Rumors of Apple Set-Top Box a Reminder of Thwarted Innovation
Rumors of Apple Set-Top Box a Reminder of Thwarted Innovation
Rumors of Apple Set-Top Box a Reminder of Thwarted Innovation

    Get Involved Today

    The Wall Street Journal has run two recent reports that describe Apple’s plan to roll out a cable set-top box. There have been rumors about this for years. Back in 2007, Steve Jobs showed a level of familiarity with obscure cable technology that would suggest that Apple engineers were looking into this kind of product back then. But Jobs was repelled by the janky technology, and instead, Apple introduced a pure streaming device–the AppleTV–that did not interact with cable TV content. But most of the most valuable content is still available only on cable, or on cable first. Lots of people seem to love the AppleTV, but there’s a reason why Apple still describes it as a “hobby.”

    But however inelegant the technology, and however much of a pain it must be to deal with the incumbent cable companies, it still makes sense for Apple to try to introduce some kind of new set-top box that works with cable content if it wants to colonize the living room.

    This is all assuming the cable companies let it, of course. While a lot of people rightly criticize aspects of Apple’s locked-down ecosystems, compared with cable Apple is as open and freewheeling as a Maker Faire. Cable is not exactly eager to partner with a company that might show consumers what they’ve been missing.

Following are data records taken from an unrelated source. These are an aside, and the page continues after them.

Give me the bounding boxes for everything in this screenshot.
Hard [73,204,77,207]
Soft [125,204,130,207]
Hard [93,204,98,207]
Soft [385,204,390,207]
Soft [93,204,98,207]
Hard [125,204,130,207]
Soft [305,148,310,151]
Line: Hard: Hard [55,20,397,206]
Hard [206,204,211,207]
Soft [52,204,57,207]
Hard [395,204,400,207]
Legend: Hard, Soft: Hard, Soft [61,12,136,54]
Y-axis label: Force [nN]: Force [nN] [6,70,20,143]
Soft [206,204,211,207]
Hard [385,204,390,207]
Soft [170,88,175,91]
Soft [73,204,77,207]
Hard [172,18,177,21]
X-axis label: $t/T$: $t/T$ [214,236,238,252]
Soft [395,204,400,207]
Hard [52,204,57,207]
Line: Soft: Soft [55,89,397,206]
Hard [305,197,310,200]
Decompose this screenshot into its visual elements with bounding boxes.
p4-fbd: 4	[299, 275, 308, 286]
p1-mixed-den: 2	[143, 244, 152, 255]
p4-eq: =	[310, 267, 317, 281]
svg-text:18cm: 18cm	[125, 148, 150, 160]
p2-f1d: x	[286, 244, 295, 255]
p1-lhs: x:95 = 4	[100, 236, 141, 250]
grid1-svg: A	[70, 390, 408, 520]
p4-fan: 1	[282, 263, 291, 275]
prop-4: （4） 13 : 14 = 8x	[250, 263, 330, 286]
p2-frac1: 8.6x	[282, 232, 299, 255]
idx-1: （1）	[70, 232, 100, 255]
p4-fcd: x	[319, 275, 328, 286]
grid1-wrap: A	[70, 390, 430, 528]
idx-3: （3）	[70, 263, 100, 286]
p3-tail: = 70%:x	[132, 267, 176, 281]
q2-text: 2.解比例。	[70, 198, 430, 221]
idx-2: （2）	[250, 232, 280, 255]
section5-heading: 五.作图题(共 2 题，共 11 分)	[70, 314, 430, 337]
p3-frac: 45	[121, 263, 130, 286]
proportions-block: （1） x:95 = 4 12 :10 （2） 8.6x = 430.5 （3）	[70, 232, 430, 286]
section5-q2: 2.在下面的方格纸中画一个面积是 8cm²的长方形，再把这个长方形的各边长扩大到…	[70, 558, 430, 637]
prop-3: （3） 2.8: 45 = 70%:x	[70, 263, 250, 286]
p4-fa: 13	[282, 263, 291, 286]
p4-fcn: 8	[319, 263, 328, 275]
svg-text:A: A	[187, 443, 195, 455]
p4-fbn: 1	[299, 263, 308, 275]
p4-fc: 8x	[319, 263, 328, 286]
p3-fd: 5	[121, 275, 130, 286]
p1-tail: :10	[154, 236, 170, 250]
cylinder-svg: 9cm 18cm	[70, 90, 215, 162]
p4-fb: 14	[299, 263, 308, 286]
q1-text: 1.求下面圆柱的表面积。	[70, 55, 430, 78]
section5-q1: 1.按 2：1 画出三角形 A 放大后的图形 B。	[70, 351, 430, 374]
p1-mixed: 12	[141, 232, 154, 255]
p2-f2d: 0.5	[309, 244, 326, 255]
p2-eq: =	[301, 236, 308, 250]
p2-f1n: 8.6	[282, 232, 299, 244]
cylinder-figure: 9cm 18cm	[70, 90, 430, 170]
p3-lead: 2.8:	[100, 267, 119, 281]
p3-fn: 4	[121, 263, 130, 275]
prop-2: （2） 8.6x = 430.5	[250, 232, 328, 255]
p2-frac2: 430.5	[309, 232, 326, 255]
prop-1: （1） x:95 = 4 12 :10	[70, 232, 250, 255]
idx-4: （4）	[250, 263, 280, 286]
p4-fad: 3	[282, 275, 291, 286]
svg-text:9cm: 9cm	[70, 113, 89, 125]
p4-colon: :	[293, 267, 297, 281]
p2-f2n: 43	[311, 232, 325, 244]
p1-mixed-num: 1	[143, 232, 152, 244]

    But here’s a thought. Wouldn’t it be great if Apple was able to roll out a new video device without having to specially get the permission of each and every cable company in the country? And wouldn’t it be great if it didn’t take being the richest company on earth to be able to even consider such a thing?

    Well, Congress had that thought too. Part of the 1996 Telecommunications Act reads as follows:

    The Commission shall, in consultation with appropriate industry standard-setting organizations, adopt regulations to assure the commercial availability, to consumers of multichannel video programming and other services offered over multichannel video programming systems, of converter boxes, interactive communications equipment, and other equipment used by consumers to access multichannel video programming and other services offered over multichannel video programming systems, from manufacturers, retailers, and other vendors not affiliated with any multichannel video programming distributor.

    That’s right. There’s a law enacted by Congress that directs the FCC to come up with a technology standard that allows companies like Apple to simply sell innovative devices directly to consumers, without having to separately negotiate with cable systems. But the only thing this law has ever gotten us is CableCARD, a technology that works for some use cases, but is not robust enough for the kinds of things that Apple, Google, Intel, Sony and other companies have wanted to do with TV. There’s a proposal for a successor technology in front of the FCC right now — it’s called AllVid -– but the Commission has not shown much interest in moving forward with it. Nor has it shown much interest in other possibilities, such as Steve Schultze’s proposal that proprietary cable set top boxes come equipped with standard outputs to allow them to interconnect with third-party devices.

    That’s a shame, because it’s keeping interesting devices like this rumored Apple set-top box off the market. And the lack of a stable system to allow for third-party innovation on top of TV content leads to other problems as well, such as the dispute that Boxee had with Comcast over the encryption of basic tier channels.

    Very often Public Knowledge advances policy proposals that that we believe will allow for unforeseen innovation. We don’t know exactly what kinds of cool things people will do with white spaces spectrum technology, for instance, but no one predicted that the “Industrial, Scientific, and Medical” spectrum band would eventually be used for things like Bluetooth and WiFi. It can be challenging to convince policymakers to embrace the unknown, and if they fail to take steps to promote innovation there are no sob stories to tell or shuttered businesses to point to–the people who would have done the innovating just did something else instead.

    But the failure of the FCC to implement the law this is a rare case where we can see thwarted innovation all around us. Boxee, Roku, and similar companies would have very different products if they could easily display cable content. And companies like Samsung, Apple, and HTC that have brought such changes to the wireless handset market would be battling it out for the living room, as well.

    I certainly hope someone can shake up the living room. But stories like those about the Apple set-top box are a reminder that the innovation Congress wanted to happen in 1996 has yet to occur.